Am 14.06.2011 hatte die Arbeitgeberin beim Arbeitsgericht Dortmund (AZ: 4 BV 73/11) die Ersetzung der Zustimmung des Betriebsrates zur beabsichtigten außerordentlichen Änderungskündigung der Antragstellerin im jetzigen Verfahren, der Arbeitnehmerin R1, begehrt. Den Gerichtstermin am 25.06.2011 nahm für diese Rechtsanwalt Dr. L1 wahr.

Parallel hatte die Antragstellerin beim Arbeitsgericht Köln ein Verfahren wegen einer ausgesprochenen Änderungskündigung eingeleitet. Nachdem diese dort für wirksam erklärt worden war, nahm die Arbeitgeberin am 08.11.2011 ihren Zustimmungsersetzungsantrag zurück.

Die Antragstellerin begehrt nun die Erstattung der Kosten für ihren Verfahrensbevollmächtigten im Beschlussverfahren in Höhe von 1.009,48 €.

Erstinstanzlich hat sie keinen Antrag gestellt, während die Arbeitgeberin beantragt hat, den Antrag zurückzuweisen.

Sie hat die Meinung geäußert, eine Vertretung der Antragstellerin im Beschlussverfahren sei gar nicht erforderlich gewesen. Im Übrigen würde die Erstattung der persönlichen Kosten eine unerlaubte Bevorzugung von Betriebsratsmitgliedern bedeuten.

Das Arbeitsgericht hat mit Beschluss vom 04.09.2012 den Antrag zurückgewiesen und zur Begründung darauf hingewiesen, dass nach der zutreffenden Rechtsprechung des Bundesarbeitsgerichts Rechtsanwaltskosten, die einem Betriebsratsmitglied im Rahmen seiner Beteiligung nach § 103 Abs. 2 BetrVG entstanden sind, nicht gemäß § 40 Abs. 1 BetrVG erstattungsfähig seien.

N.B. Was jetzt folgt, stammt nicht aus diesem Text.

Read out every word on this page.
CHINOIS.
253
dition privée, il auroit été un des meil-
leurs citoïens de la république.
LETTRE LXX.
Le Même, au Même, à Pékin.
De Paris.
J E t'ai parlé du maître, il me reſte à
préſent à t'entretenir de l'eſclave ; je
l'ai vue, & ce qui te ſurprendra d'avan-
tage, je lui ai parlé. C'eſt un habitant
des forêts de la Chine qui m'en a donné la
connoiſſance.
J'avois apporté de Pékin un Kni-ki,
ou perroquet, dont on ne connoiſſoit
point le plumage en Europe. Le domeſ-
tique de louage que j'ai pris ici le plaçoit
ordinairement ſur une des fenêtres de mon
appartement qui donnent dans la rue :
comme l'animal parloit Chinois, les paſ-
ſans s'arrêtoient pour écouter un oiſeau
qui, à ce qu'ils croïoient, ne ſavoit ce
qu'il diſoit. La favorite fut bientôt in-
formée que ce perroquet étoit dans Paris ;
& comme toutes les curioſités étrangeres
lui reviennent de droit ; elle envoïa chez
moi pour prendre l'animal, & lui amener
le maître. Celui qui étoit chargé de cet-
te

Gegen die Entscheidung wendet sich die Antragstellerin mit ihrer Beschwerde. Sie ist der Ansicht, dass die Arbeitgeberin die Kosten zu erstatten habe, weil sie diese durch die Einleitung eines Beschlussverfahrens und anschließender Rücknahme des Antrags verursacht habe. Nichtamtsträger würden im Falle einer Kündigung nicht vergleichbar belastet.

Die Antragstellerin beantragt,

den Beschluss des Arbeitsgerichts Dortmund vom 04.09.2012 – 7 BV 139/12 – abzuändern und die Arbeitgeberin zu verpflichten, an die Arbeitnehmerin R1 1.009,48 € zu zahlen.

Die Arbeitgeberin beantragt,

die Beschwerde zurückzuweisen.

Sie ist der Meinung, die geltend gemachten Kosten seien nicht gemäß § 40 Abs. 1 BetrVG erstattungsfähig, weil die antragstellende Arbeitnehmerin R1 im Zustimmungsersetzungsverfahren keine kollektiven, sondern ausschließlich ihre individualrechtlichen Interessen habe wahrnehmen lassen.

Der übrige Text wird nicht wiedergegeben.